GPT-5.5 Matches Anthropic’s Secret Hacking Model “Mythos”, Cybersecurity Specialists Say
The cybersecurity company XBOW has received exclusive early access to OpenAI’s new model GPT-5.5 over the past few weeks and has rigorously tested its capabilities in the area of penetration testing. The result surprises even seasoned security experts: GPT-5.5 is said to be comparable in performance to Anthropic’s closely guarded model “Mythos,” which has so far only been accessible to a small circle and is considered too powerful to release publicly.
Mythos Under Lock and Key, GPT-5.5 Freely Available
Anthropic’s model “Mythos” is no ordinary language model. It is regarded in security circles as a breakthrough because it is capable of independently identifying security vulnerabilities in complex systems such as operating systems or browsers. That is precisely why it is being kept under wraps: its capabilities are so far-reaching that an uncontrolled release has been deemed too risky.
OpenAI is now taking a different path. GPT-5.5 is said to reach a comparable level of performance and is nevertheless being made broadly accessible. For the security industry, this marks a turning point, as for the first time a model of this class is available to virtually anyone.
“Anthropic has Mythos, but very few have seen it. Now OpenAI has a model that appears to be comparable, and they are releasing it freely,” XBOW stated.
How XBOW Tests Models
XBOW does not evaluate AI models using abstract benchmarks, but under real-world conditions. The company freezes open-source applications at their vulnerable versions and lets AI agents independently search for weaknesses, log into systems, and produce final reports. The key metric is the so-called “miss rate” — the proportion of known security vulnerabilities that a model overlooks.

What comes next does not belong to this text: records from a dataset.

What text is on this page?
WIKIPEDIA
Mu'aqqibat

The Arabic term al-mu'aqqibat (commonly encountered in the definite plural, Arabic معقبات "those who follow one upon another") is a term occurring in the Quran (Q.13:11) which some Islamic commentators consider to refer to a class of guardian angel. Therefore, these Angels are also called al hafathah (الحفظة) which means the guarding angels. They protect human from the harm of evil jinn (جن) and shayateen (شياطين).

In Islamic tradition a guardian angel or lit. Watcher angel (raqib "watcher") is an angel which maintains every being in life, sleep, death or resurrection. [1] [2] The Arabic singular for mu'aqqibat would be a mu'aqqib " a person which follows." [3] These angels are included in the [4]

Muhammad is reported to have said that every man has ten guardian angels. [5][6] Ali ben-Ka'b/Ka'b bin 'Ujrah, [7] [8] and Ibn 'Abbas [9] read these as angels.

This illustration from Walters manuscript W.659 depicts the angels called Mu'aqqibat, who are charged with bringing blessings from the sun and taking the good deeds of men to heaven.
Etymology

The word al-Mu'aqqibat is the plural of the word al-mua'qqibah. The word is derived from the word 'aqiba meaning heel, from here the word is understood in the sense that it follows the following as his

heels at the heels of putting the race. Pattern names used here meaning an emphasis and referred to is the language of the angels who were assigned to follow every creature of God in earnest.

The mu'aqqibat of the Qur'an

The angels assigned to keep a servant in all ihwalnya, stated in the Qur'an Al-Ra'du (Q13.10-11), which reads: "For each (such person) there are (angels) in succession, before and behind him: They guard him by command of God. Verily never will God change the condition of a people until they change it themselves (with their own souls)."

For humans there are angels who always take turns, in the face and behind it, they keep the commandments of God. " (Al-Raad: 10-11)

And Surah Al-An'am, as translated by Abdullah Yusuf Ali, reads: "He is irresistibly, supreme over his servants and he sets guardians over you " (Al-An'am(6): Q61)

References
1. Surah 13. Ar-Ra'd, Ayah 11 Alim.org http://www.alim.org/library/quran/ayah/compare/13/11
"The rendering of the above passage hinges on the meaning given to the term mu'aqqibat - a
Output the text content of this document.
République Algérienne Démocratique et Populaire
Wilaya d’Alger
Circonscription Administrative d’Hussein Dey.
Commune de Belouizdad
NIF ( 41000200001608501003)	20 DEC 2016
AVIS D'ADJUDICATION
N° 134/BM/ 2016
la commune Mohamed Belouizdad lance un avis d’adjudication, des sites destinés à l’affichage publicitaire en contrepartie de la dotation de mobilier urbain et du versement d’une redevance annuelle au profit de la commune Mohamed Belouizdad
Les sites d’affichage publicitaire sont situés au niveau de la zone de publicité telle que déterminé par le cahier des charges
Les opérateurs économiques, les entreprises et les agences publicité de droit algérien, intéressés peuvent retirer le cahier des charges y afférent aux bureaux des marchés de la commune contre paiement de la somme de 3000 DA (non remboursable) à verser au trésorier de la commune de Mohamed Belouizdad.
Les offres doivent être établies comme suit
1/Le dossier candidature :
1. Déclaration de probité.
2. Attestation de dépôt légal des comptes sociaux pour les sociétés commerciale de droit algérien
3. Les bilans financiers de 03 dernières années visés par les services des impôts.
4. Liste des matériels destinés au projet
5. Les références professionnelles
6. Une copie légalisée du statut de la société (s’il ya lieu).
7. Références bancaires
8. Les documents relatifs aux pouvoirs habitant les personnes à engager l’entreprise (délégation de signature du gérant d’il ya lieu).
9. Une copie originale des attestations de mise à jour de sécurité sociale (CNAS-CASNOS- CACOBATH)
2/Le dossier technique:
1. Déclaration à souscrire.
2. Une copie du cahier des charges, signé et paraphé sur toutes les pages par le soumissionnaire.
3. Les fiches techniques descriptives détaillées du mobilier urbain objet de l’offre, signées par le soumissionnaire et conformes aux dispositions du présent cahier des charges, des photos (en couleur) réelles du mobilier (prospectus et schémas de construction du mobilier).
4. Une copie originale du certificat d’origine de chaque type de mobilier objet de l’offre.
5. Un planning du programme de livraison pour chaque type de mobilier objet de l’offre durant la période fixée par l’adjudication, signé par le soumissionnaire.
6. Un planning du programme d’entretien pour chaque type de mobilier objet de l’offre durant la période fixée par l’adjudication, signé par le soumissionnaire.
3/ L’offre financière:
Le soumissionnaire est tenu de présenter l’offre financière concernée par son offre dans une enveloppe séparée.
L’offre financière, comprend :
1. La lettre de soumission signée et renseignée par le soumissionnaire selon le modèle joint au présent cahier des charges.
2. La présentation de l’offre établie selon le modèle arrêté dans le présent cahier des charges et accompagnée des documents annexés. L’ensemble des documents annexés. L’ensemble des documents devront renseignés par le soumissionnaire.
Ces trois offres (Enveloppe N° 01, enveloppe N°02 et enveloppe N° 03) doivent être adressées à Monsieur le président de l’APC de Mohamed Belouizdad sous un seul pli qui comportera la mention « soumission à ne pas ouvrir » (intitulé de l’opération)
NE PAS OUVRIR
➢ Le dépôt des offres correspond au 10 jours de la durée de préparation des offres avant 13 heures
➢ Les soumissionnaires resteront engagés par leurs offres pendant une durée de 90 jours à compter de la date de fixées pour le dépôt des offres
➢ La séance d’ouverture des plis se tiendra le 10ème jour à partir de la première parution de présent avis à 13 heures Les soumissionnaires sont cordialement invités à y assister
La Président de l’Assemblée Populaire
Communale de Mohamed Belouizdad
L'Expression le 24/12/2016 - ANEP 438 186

This approach mirrors how real attackers operate, making the results particularly meaningful for practical use.
The Numbers Speak for Themselves
The progress in miss rates is impressive. A direct comparison shows the development across model generations:
| Model | Miss Rate (overlooked vulnerabilities) |
|---|---|
| GPT-5 | 40% |
| Anthropic Opus 4.6 | 18% |
| GPT-5.5 | 10% |
Every overlooked vulnerability is a real risk. Reducing the miss rate from 40 percent to 10 percent means in practice that significantly fewer attack surfaces go undetected.
Blackbox Beats Whitebox: A Surprising Reversal
Particularly noteworthy is what XBOW observed when comparing blackbox and whitebox testing. In blackbox testing, an attacker has no access to the source code; in whitebox testing, they do. The latter has traditionally been considered significantly easier.
GPT-5.5 inverts this hierarchy. Without source code, it already outperforms GPT-5 with source code. And with access to the code, it pulls so far ahead that XBOW describes its previous whitebox benchmark as practically worthless. The experts put it plainly:
“Blackbox used to mean working with oven mitts on. Now it feels like working with bare hands.”
Faster to Succeed, Faster to Fail
GPT-5.5 also excels in speed. For login tasks in real target systems, it requires only about half as many attempts as the next best model. Equally important: it recognizes failure more quickly and gives up in time rather than continuing pointlessly.
This behavior, which XBOW describes as “Persist or Pivot,” is harder to train than it sounds. AI models are typically optimized to satisfy users, which causes them to hold on to hopeless paths for too long. GPT-5.5 makes this mistake only half as often as its predecessors.
What This Means for the Security Industry
For companies that rely on automated penetration testing, there are concrete benefits:
- Faster completion of security analyses
- Greater coverage of known vulnerabilities
- Earlier feedback on issues such as incorrect credentials
- More reliable behavior in complex, real-world environments
XBOW emphasizes that it will continue to operate a multi-model system, as different tasks require different strengths. For the core tasks in penetration testing, however, the company clearly places GPT-5.5 at the top.
A Model with Explosive Potential, Freely Available
The real controversy lies not solely in the technical performance, but in the availability. While Anthropic deliberately withholds its most powerful hacking model, OpenAI is making a comparable tool available to the general public. This raises fundamental questions: who uses these capabilities, for what purpose, and what responsibility do the providers bear?
For legitimate security researchers and companies like XBOW, GPT-5.5 is a powerful tool that raises the quality of automated security testing to a new level. For the broader debate about the responsible use of AI capabilities in the security domain, however, it is likely only the beginning of a long discussion.